There are many elements embedded in the economic moat concept. Each business is different and each industry is different, so in practice, we have to consider many factors affecting the economic moat of each business.

Monopoly, oligopoly and free market

This is one of the most discussed aspects of economic moat. Monopoly is a very strong economic moat, but very few businesses have either legalized monopoly power or de-facto monopoly power.

Monopoly power can come from natural resources, government regulation, technology and sometimes consumer share of mind. For instance, WeChat is a monopoly product because it has become an indispensable part of more than one billion Chinese people's lives. This indispensability gives WeChat enormous pricing power for the services it offers to consumers.

Two common sources of monopoly are resources advantages and cost advantages, but how long can these two advantages last? In the case of cost advantage, how is the cost advantage built? These are all important questions to consider.

Oligopoly is more common than monopoly, in which a few players dominate the market. For instance, many industrial products are oligopoly markets. In the fiber glass market, the top six players have more than 70% of the global market share. But even with such a high concentration level, no player has pricing power, not even the biggest player.

Free market means there's perfect competition within the industry. For instance, the retail sector is full of perfectly competitive markets such as clothing, restaurants and convenience stores. But even if they are operating in a perfectly competitive environment, some business can establish strong economic moat in certain niche markets.

Comparative advantage versus competitive advantage

There's a simple theory in economics about the lawyer and the secretary. A lawyer can be a very good secretary, but only by being a lawyer can they maximize their value.

This is the point of specialization and trade. Many businesses possess comparative advantages, sometimes due to unique situations or the country they operate in. For instance, the Chinese textile industry had enjoyed comparative advantages against non-Chinese competitors due to cheap labor rates. However, now Indian and Southeast Asian companies have gained comparative advantages because their labor forces are cheaper than Chinese competitors. We have to consider the sustainability of comparative advantages.

Competitive advantages, on the other hand, are more systematic. Whereas comparative advantages often result from cost advantages, competitive advantages can arise from many sources such as innovation, brand, management, etc. Investors should not only differentiate between comparative advantages and competitive advantages but assess the sustainability of both.

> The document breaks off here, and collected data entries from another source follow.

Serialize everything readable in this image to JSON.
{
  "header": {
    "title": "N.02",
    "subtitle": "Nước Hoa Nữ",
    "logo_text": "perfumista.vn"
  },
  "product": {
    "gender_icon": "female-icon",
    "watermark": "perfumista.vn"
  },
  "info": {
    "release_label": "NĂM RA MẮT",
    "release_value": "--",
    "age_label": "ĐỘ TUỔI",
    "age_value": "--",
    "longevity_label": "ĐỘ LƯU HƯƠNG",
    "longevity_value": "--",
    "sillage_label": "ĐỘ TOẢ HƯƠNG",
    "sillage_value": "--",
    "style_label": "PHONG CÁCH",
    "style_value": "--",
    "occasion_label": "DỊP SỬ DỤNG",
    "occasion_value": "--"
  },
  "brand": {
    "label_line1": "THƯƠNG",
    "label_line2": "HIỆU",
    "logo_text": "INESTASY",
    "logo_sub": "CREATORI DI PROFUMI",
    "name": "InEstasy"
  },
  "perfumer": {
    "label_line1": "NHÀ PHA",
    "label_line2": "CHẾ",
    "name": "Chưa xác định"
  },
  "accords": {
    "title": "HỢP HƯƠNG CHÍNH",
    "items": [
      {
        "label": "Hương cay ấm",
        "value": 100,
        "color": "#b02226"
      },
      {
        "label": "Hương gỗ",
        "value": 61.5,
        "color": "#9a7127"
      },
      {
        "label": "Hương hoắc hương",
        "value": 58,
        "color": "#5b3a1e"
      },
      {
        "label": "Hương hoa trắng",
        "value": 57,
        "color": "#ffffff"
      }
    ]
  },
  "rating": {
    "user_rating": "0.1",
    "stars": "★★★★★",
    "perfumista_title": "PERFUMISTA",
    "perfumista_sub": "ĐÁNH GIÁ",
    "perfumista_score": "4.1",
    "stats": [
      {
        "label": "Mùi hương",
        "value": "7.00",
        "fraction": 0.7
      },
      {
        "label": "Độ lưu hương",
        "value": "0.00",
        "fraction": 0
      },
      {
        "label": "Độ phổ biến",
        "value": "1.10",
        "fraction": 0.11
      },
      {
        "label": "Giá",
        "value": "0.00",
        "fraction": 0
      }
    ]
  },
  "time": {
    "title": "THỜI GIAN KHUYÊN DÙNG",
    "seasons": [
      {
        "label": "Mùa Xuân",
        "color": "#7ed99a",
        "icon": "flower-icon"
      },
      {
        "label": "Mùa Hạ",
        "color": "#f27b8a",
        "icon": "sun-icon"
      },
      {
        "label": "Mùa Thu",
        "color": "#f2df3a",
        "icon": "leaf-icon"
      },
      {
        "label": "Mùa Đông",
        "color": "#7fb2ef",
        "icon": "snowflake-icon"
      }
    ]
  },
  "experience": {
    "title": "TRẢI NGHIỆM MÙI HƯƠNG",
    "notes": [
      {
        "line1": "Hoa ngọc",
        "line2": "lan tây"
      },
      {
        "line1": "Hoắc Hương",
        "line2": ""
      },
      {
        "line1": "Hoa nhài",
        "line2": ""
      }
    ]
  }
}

First-mover advantage versus late-mover advantage

In some industries, first-mover advantage is very important and sustainable. In some markets, late-mover advantage is sustainable. For instance, for any industries in which technology changes very fast, late-movers often have some advantage, though it may not be sustainable if the technology keeps changing. In search and social networking, the first-mover advantage is very clear and powerful due to accumulation of data, share of mind, etc.

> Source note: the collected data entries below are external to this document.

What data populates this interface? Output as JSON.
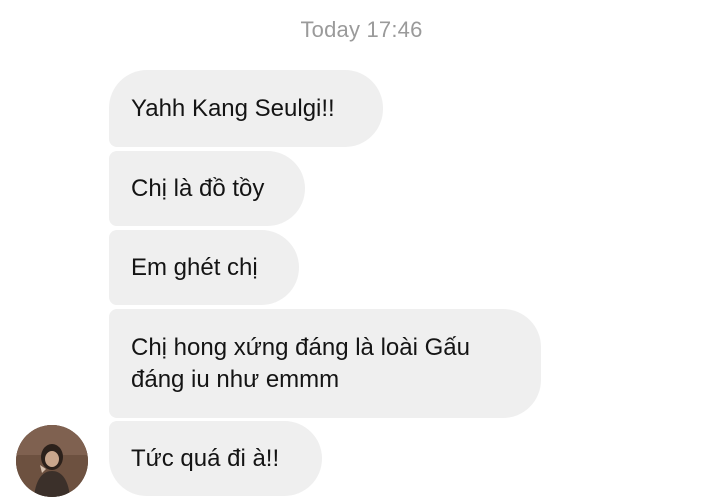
{
  "chat": {
    "timestamp": "Today 17:46",
    "messages": [
      "Yahh Kang Seulgi!!",
      "Chị là đồ tồy",
      "Em ghét chị",
      "Chị hong xứng đáng là loài Gấu đáng iu như emmm",
      "Tức quá đi à!!"
    ],
    "sender_avatar_icon": "avatar-photo"
  }
}
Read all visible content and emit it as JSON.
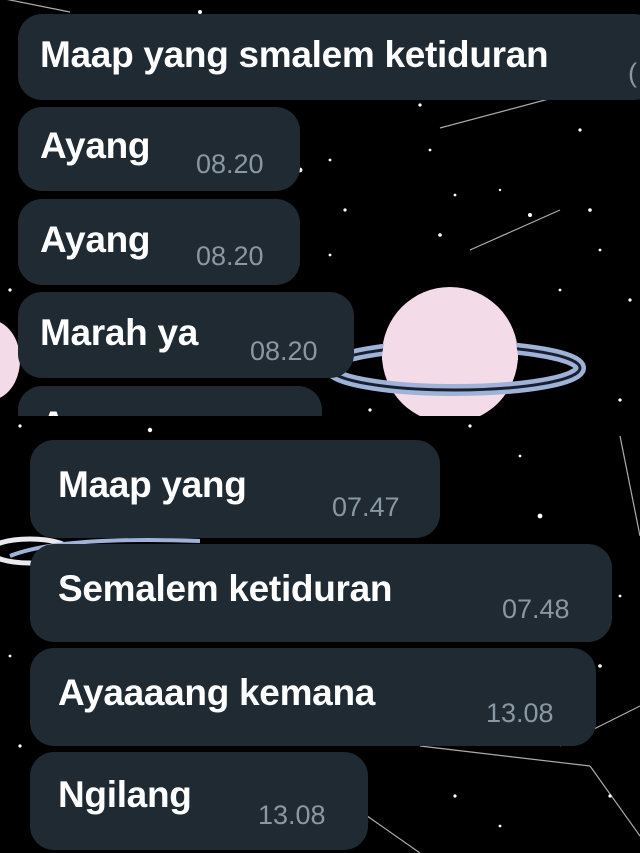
{
  "chat_top": {
    "messages": [
      {
        "text": "Maap yang smalem ketiduran",
        "time": ""
      },
      {
        "text": "Ayang",
        "time": "08.20"
      },
      {
        "text": "Ayang",
        "time": "08.20"
      },
      {
        "text": "Marah ya",
        "time": "08.20"
      },
      {
        "text": "Ayang",
        "time": ""
      }
    ]
  },
  "chat_bottom": {
    "messages": [
      {
        "text": "Maap yang",
        "time": "07.47"
      },
      {
        "text": "Semalem ketiduran",
        "time": "07.48"
      },
      {
        "text": "Ayaaaang kemana",
        "time": "13.08"
      },
      {
        "text": "Ngilang",
        "time": "13.08"
      }
    ]
  },
  "colors": {
    "bubble": "#1f2a33",
    "timestamp": "#8a98a3",
    "background": "#000000",
    "planet": "#f3dbe8",
    "ring": "#9fb3d8"
  }
}
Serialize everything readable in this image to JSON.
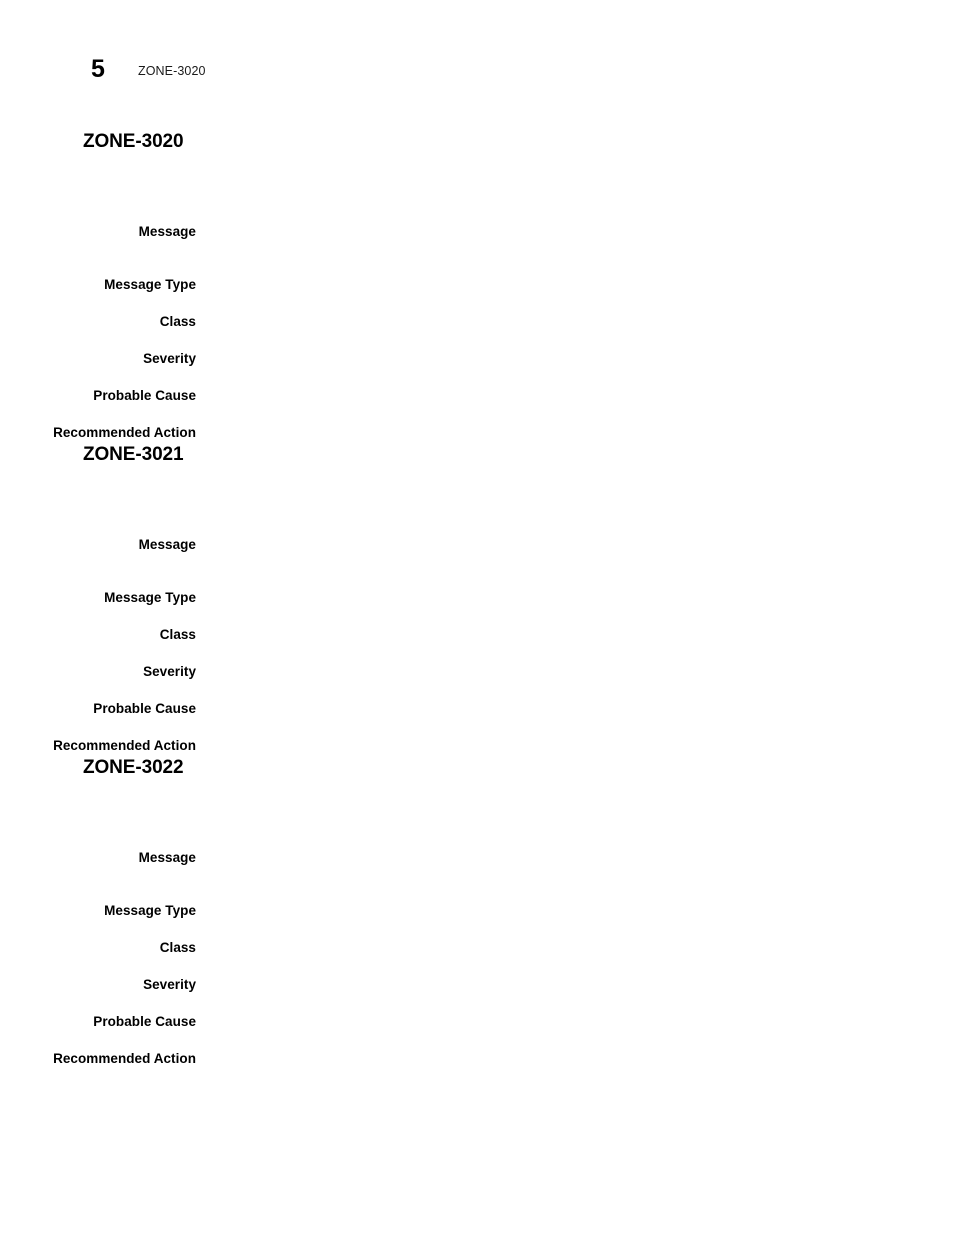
{
  "page": {
    "number": "5",
    "running_head": "ZONE-3020",
    "background_color": "#ffffff",
    "text_color": "#000000"
  },
  "field_labels": {
    "message": "Message",
    "message_type": "Message Type",
    "class": "Class",
    "severity": "Severity",
    "probable_cause": "Probable Cause",
    "recommended_action": "Recommended Action"
  },
  "sections": [
    {
      "heading": "ZONE-3020",
      "fields": [
        {
          "label": "Message",
          "value": ""
        },
        {
          "label": "Message Type",
          "value": ""
        },
        {
          "label": "Class",
          "value": ""
        },
        {
          "label": "Severity",
          "value": ""
        },
        {
          "label": "Probable Cause",
          "value": ""
        },
        {
          "label": "Recommended Action",
          "value": ""
        }
      ]
    },
    {
      "heading": "ZONE-3021",
      "fields": [
        {
          "label": "Message",
          "value": ""
        },
        {
          "label": "Message Type",
          "value": ""
        },
        {
          "label": "Class",
          "value": ""
        },
        {
          "label": "Severity",
          "value": ""
        },
        {
          "label": "Probable Cause",
          "value": ""
        },
        {
          "label": "Recommended Action",
          "value": ""
        }
      ]
    },
    {
      "heading": "ZONE-3022",
      "fields": [
        {
          "label": "Message",
          "value": ""
        },
        {
          "label": "Message Type",
          "value": ""
        },
        {
          "label": "Class",
          "value": ""
        },
        {
          "label": "Severity",
          "value": ""
        },
        {
          "label": "Probable Cause",
          "value": ""
        },
        {
          "label": "Recommended Action",
          "value": ""
        }
      ]
    }
  ],
  "layout": {
    "section_tops": [
      130,
      443,
      756
    ],
    "row_tops": [
      50,
      103,
      140,
      177,
      214,
      251
    ]
  }
}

Focus versus diversification, niche/specialization versus general

Whether to focus on a niche market or to diversify into different businesses can be the result of strategic choice by management or the natural result of competitive dynamics. There are many hidden champions in the world. Focus is key to their success, but diversification itself isn't necessarily bad.

For instance, Berkshire Hathaway (BRK.A, Financial) (BRK.B, Financial) has become a huge conglomerate with many diversified businesses across many industries. But to some extent, each newly acquired business adds to Berkshire's economic moat. Again, each industry is different. Each business is different.

Intangible assets

The business world today is increasingly driven by intangible assets such as intellectual property and brands. However, the value of the intangible assets is often misrepresented on the balances sheet. This has been a huge challenge for value investors who rely on the balance sheet to gauge whether a business is undervalued or not.

Companies that invest heavily in intangible assets such as intellectual property, employee training and culture-building have less tangible assets on the balance sheet. However, it is precisely the unrecorded and important intangible assets, which Warren Buffett (Trades, Portfolio) calls economic goodwill, that make them so profitable and valuable. For a better understanding of economic goodwill, Chang recommends reading Buffett's 1983 letter to shareholders.

Economic moat in the internet era

The traditional framework of evaluating economic moat needs to embrace new elements to adapt to the internet era. With the internet companies, Chang mentioned that there are four common sources of economic moat we should think about – network effect, switching cost, platform advantages and ecosystem advantages. They are somewhat interconnected. For instance, in the case of WeChat, network effect, switching cost, platform advantages and ecosystem advantages all reinforce each other. It is a very powerful economic moat.